I highly recommend playing with Elixir or another purely functional language. I've only gone through the Programming Elixir book[1], but it has fundamentally challenged how I think about solving problems in other languages.
Not for me. I've gone back and forth between projects that required functional languages, and projects that didn't across different companies. Bad code is bad code no matter what language it's written in. What makes me love my day job is whether I have the ability to make it better, and if those that work with me are aligned in wanting to do so.
I think practitioners of functional languages get a little preachy when really, exposure to functional languages should just be assumed to be part of the basic training of any engineer. It's a tool and as good as it is for some things, it's absolutely awful for others.
Low level code. Drivers, interfacing on COM/serial/USB ports, graphics programming or anything that requires more finely tuned data structures you have to manage yourself, low latency work where you can't afford to have a random GC happen at a bad point in the run loop...
But then you'd be ready to start on a new day job with tools and concepts you really enjoy using ;-)
It's not just a matter of syntax and such but a whole new way of thinking - specifically immutability, functional aspect, using lightweight processes, hot code loading, sane handling of crashes and restart, easy tracing, etc. allow approaching and solving problem in whole new ways that is often a lot more efficient (both performance wise but also operations-wise).
Even if you switch to using other language you'd find yourself trying to apply some of these techniques so it is a useful set of things to learn about.
I got lucky and found an Erlang one. In general there are a lot less of those than other jobs. It's kind of a double-edged sword, there are lot of Java / JS / Python / C++ jobs but there are also a lot of programmers who apply for those.
If I had found an Elixir job I would have taken that as well, most of the harder to grok concepts are pretty much the same between the languages. And I do prefer Erlang I find it simpler so far.
If you are interested in learning a purely functional language, I'd recommend against picking a dynamically typed language like Elixir.

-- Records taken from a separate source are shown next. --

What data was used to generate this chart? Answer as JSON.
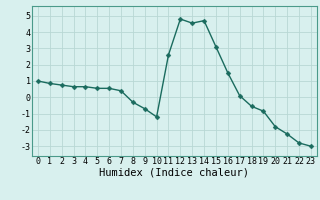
{
  "x": [
    0,
    1,
    2,
    3,
    4,
    5,
    6,
    7,
    8,
    9,
    10,
    11,
    12,
    13,
    14,
    15,
    16,
    17,
    18,
    19,
    20,
    21,
    22,
    23
  ],
  "y": [
    1.0,
    0.85,
    0.75,
    0.65,
    0.65,
    0.55,
    0.55,
    0.4,
    -0.3,
    -0.7,
    -1.2,
    2.6,
    4.8,
    4.55,
    4.7,
    3.1,
    1.5,
    0.1,
    -0.55,
    -0.85,
    -1.8,
    -2.25,
    -2.8,
    -3.0
  ],
  "line_color": "#1a6b5e",
  "marker": "D",
  "marker_size": 2.5,
  "bg_color": "#d8f0ee",
  "grid_color": "#b8d8d4",
  "xlabel": "Humidex (Indice chaleur)",
  "xlim": [
    -0.5,
    23.5
  ],
  "ylim": [
    -3.6,
    5.6
  ],
  "xticks": [
    0,
    1,
    2,
    3,
    4,
    5,
    6,
    7,
    8,
    9,
    10,
    11,
    12,
    13,
    14,
    15,
    16,
    17,
    18,
    19,
    20,
    21,
    22,
    23
  ],
  "yticks": [
    -3,
    -2,
    -1,
    0,
    1,
    2,
    3,
    4,
    5
  ],
  "tick_fontsize": 6.0,
  "xlabel_fontsize": 7.5,
  "linewidth": 1.0
}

Functional programming only starts to show its power with types and parametric polymorphism (higher kinds, etc...). Without type annotations, all you get is a watered down, crippled version of what a functional language can achieve.

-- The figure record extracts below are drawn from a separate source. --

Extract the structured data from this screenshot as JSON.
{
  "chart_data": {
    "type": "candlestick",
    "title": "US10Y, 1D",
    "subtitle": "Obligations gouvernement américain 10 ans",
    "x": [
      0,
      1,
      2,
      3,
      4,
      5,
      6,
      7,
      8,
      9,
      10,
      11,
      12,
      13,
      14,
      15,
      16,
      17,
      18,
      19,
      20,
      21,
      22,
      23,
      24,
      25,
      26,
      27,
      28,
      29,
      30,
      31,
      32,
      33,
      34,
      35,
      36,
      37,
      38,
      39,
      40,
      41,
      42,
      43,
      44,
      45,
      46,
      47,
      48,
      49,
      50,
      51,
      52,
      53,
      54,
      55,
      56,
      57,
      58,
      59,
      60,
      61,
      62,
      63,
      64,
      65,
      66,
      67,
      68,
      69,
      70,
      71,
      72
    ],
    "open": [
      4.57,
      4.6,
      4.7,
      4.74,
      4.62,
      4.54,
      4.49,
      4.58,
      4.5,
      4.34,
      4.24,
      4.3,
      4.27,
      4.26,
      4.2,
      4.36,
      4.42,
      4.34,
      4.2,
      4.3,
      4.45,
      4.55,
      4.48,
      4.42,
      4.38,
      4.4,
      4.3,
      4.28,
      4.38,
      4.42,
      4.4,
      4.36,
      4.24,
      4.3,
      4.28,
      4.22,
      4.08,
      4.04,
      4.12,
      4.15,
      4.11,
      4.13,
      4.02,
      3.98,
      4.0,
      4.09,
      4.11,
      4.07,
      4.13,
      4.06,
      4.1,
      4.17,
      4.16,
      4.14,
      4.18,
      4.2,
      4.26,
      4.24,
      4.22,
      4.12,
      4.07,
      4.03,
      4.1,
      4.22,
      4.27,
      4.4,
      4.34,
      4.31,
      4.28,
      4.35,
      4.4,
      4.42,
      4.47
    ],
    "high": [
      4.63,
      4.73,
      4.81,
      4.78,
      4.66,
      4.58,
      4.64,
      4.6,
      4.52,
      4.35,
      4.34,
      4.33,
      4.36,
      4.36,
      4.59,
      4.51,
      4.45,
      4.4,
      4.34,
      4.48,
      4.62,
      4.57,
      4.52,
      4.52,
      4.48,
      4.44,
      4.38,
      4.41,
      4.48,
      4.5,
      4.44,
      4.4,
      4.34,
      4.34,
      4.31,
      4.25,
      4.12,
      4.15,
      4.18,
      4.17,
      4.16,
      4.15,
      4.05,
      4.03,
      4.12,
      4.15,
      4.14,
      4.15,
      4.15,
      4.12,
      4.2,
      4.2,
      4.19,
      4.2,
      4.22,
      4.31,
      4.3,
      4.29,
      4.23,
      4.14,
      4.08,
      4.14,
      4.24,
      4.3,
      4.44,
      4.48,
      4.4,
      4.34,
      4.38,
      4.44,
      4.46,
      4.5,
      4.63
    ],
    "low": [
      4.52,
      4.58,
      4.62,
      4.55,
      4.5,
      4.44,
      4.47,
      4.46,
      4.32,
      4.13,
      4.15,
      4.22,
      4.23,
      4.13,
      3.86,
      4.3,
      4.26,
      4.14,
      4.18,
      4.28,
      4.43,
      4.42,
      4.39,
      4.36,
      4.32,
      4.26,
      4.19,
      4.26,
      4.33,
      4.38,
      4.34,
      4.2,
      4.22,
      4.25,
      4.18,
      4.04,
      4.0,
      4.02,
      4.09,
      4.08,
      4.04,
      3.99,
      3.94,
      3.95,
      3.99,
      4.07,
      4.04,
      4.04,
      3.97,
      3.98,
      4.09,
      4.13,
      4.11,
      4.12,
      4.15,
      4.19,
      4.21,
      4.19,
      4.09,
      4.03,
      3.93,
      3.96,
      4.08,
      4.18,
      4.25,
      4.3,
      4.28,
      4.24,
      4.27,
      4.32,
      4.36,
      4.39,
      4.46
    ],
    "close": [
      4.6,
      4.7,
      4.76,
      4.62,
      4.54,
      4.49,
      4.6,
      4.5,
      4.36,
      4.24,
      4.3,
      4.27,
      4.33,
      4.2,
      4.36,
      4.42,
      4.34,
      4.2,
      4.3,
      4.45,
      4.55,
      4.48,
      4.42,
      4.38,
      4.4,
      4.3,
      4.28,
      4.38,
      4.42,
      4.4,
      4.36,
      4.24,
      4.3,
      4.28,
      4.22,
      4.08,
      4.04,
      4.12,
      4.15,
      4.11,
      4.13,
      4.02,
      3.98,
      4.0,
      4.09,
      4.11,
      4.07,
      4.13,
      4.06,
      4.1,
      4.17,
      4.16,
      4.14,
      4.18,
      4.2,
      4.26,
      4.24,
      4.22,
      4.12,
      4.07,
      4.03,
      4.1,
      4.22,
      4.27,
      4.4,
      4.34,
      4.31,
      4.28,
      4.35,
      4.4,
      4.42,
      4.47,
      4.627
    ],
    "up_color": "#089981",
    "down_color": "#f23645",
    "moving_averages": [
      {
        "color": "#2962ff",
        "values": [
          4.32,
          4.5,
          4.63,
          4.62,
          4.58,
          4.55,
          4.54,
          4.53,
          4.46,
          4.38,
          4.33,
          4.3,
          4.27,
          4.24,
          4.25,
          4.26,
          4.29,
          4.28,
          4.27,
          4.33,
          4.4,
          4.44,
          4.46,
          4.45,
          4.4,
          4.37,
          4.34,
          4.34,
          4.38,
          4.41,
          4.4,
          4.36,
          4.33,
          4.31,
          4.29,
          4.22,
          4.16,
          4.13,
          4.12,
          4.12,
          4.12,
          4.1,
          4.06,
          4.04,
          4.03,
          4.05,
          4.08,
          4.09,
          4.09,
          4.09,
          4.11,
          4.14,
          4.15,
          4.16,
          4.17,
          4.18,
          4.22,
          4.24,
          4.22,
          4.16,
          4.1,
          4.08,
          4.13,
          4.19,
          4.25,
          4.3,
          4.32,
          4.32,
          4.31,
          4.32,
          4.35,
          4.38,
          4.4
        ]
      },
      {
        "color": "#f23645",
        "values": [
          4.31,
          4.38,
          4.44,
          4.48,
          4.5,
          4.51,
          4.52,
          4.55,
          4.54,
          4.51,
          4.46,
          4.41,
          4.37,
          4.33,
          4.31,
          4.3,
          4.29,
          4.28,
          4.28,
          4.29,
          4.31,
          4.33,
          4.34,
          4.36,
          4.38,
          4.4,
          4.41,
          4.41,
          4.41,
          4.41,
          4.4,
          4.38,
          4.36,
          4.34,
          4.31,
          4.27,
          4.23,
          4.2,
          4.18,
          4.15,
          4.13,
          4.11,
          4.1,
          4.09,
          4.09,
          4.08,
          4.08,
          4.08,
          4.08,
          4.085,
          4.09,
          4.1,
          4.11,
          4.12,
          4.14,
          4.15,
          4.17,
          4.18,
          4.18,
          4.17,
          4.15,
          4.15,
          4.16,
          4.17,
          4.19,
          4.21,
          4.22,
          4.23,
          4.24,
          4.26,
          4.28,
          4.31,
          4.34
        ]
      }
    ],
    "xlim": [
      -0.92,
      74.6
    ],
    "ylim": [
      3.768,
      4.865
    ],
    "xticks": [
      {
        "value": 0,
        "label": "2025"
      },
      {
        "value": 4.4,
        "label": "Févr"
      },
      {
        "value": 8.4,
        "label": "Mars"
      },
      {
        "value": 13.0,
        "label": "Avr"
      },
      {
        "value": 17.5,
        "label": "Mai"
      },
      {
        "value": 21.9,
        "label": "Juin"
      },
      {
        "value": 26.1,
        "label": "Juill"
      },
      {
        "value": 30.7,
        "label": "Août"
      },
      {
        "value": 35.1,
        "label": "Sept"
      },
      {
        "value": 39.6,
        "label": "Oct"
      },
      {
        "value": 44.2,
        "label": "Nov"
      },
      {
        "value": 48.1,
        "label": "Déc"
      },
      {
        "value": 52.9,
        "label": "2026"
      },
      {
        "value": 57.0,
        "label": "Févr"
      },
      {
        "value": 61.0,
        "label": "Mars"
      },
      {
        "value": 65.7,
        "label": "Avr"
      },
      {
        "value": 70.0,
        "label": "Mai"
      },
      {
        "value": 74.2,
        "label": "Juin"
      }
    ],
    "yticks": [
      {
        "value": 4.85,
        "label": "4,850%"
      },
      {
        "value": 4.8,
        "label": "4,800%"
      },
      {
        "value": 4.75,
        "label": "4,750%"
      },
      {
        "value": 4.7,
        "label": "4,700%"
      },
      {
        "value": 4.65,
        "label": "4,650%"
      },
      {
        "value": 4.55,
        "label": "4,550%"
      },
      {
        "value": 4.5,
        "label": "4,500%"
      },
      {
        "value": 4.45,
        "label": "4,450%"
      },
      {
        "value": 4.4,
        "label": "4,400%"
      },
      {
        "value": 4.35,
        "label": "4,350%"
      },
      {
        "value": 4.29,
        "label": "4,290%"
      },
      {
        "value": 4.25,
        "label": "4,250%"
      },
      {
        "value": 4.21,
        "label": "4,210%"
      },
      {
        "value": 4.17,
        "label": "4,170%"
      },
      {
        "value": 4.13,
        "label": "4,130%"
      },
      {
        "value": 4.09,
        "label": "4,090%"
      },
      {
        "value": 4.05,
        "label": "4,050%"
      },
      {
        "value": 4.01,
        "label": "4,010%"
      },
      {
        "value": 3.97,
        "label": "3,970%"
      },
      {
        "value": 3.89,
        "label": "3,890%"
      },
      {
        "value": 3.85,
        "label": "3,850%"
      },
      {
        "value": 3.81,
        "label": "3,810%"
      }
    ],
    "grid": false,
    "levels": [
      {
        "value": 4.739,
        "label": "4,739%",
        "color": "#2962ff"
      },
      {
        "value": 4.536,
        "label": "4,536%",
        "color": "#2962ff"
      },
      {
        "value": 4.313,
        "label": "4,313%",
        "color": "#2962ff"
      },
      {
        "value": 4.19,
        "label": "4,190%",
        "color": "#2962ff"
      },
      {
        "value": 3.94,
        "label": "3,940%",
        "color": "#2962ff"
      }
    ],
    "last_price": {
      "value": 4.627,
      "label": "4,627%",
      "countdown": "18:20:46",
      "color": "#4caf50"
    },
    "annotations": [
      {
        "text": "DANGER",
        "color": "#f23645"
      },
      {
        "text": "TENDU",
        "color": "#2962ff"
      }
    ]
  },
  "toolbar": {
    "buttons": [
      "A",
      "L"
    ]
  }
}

Well first, Elixir isn't purely functional. It's got side effects all over the place, it just doesn't have mutable variables.
Second... While I love static typing as much as the next guy, there's definitely value in immutable data in a dynamic language. You also get Dialyzer in Elixir/Erlang, which is an interesting alternative to the usual type systems you find in Haskell/Rust/etc. in that it focusses on finding places where there's provably a problem, rather than where it's not provably correct.
> there's definitely value in immutable data in a dynamic language.
Sure, but there's even more value in immutable data in a statically typed language, because of all the advantages that come with such a language (automated refactoring, better performances, tooling, etc...).
I've been working with the BEAM (via Erlang) for over a decade, and with Elixir for almost 1.5 years, and I'd still give up, well, probably my current job if I could get a fully Hindley-Milner Typed Elixir...
Yes, mis-typed when I typed purely functional. My intent was to lean closer towards mostly-functional languages than languages which _can_ be written in a functional style (a la JS or Ruby).
I should know better than to use the word "pure" on the internet, someone will always correct how inaccurate my usage is :)
Functional languages are perfectly capable languages so you can typically use them for anything you'd use any other language for. But if you want a project that specifically showcases functional programming, writing a parser using parser combinators can be fun and instructive.
I don't like to think of a lot of these languages in terms of "functional". Haskell specifically does follow a functional paradigm, but Erlang/Elixir is more about the actor model and the functional aspects support that.
This book is for 1.3, and Elixir 1.5 just came out. Just a heads up, the author is currently working on "Programming Elixir 1.4". Believe it's coming out in November.